Bild: Schöne Kulisse, oft unschöne Zustände: Frauenfußball in der Schweiz
Marianne Meier ist beeindruckt. Es wird dieser Tage in der Schweiz so viel
wie noch nie über Fußballerinnen gesprochen. Allein [1][die herannahende
Europameisterschaft] hat schon einiges in Bewegung gebracht. Straßenbahnen,
erzählt die Historikerin von der Universität Bern, fahren in Basel, Genf,
Bern und Zürich ganz ins Turnierlogo gehüllt durch die Städte. Eine
öffentliche Schnitzeljagd wurde gestartet, um die Namen der nominierten
Spielerinnen, die mit Hinweisen versteckt wurden, häppchenweise zu
verkünden.

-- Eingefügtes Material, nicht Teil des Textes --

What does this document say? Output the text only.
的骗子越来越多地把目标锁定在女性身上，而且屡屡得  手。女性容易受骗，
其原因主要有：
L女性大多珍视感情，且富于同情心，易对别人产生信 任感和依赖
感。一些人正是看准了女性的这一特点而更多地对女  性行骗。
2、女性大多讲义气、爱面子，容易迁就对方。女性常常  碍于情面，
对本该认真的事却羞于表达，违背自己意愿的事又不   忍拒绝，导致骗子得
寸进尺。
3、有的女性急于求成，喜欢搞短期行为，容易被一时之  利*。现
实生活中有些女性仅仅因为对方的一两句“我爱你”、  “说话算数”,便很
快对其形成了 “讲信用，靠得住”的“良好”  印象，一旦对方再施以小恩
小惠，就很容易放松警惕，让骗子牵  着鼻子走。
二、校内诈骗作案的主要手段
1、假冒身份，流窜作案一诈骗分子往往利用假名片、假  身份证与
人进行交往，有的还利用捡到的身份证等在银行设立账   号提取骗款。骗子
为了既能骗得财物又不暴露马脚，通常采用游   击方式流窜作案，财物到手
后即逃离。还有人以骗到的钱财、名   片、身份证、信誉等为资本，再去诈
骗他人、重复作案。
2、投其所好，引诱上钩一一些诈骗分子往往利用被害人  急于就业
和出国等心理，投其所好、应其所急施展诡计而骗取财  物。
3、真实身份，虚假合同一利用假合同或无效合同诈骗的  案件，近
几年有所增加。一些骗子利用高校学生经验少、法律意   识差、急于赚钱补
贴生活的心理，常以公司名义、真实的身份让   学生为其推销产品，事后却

Ähnlich [2][wurde dies bei der Männer-EM 2024 vom DFB
inszeniert].
Wie selbstverständlich, berichtet Meier, würden in Gesprächen Namen von
Schweizer Nationalspielerinnen fallen, die vor kurzer Zeit kaum jemand
kannte. Selbst [3][die Pionierinnen, denen über Jahrzehnte mit größter
Ignoranz begegnet wurde], erfahren plötzlich späte Anerkennung. Das
öffentlich-rechtliche Schweizer Fernsehen (SRF) hat die mehrteilige Doku
„Kick it like Trudy“ herausgebracht. Trudy Moser hatte 1968 mit ihrer
Schwester Ursula mit dem Damenfußballclub Zürich den ersten offiziellen
Verein für Frauen und Mädchen in der Schweiz gegründet. Nun schnürten die
Wegbereiterinnen von einst für die Doku gar wieder ihre Fußballschuhe für
ein kurzes Match mit Nachwuchsspielerinnen.
Die Würdigung der Pionierinnen ist Meier ohnehin ein großes Anliegen. Ihre
Studiumsabschlussarbeit hat sie bereits 2004 dem Thema gewidmet. Vor der EM
hat sie mit Monika Hofmann noch einmal tiefer und breiter geschürft. Ihr
gerade erschienenes Buch zur Geschichte des Schweizer Frauenfußballs wurde
vergangene Woche in der Schweizer Hauptnachrichtensendung „Tagesschau“
besprochen.
Viel mehr Aufmerksamkeit geht nicht. Und doch bleibt Marianne Meier
vorsichtig. Zu viel weiß sie über die Beschwerlichkeiten des Schweizer
Weges: „Ob das Turnier nur wie ein Durchlauferhitzer wirkt oder nachhaltige
Effekte hat, muss man abwarten.“ Die Erwartungen im Land an das eigene Team
seien wegen der vermeintlich leichteren Gruppengegnerinnen (Norwegen,
Island, Finnland) enorm hoch.
Die Zuversicht lässt sich nicht durch die jüngsten Ergebnisse begründen.
Erst vergangenen Donnerstag, im Testspiel gegen die Tschechinnen, die sich
nicht für die EM qualifiziert haben, konnte nach zuletzt acht sieglosen
Spielen der erste Erfolg (4:1) gefeiert werden. Ein weiterer Rückblick kann
sowieso nicht optimistisch stimmen. Zwar konnte sich die Schweiz erstmals
2017 für die Europameisterschaft qualifizieren und war auch beim Turnier
2022 dabei, über die Vorrunde aber schaffte man es jeweils noch nie hinaus.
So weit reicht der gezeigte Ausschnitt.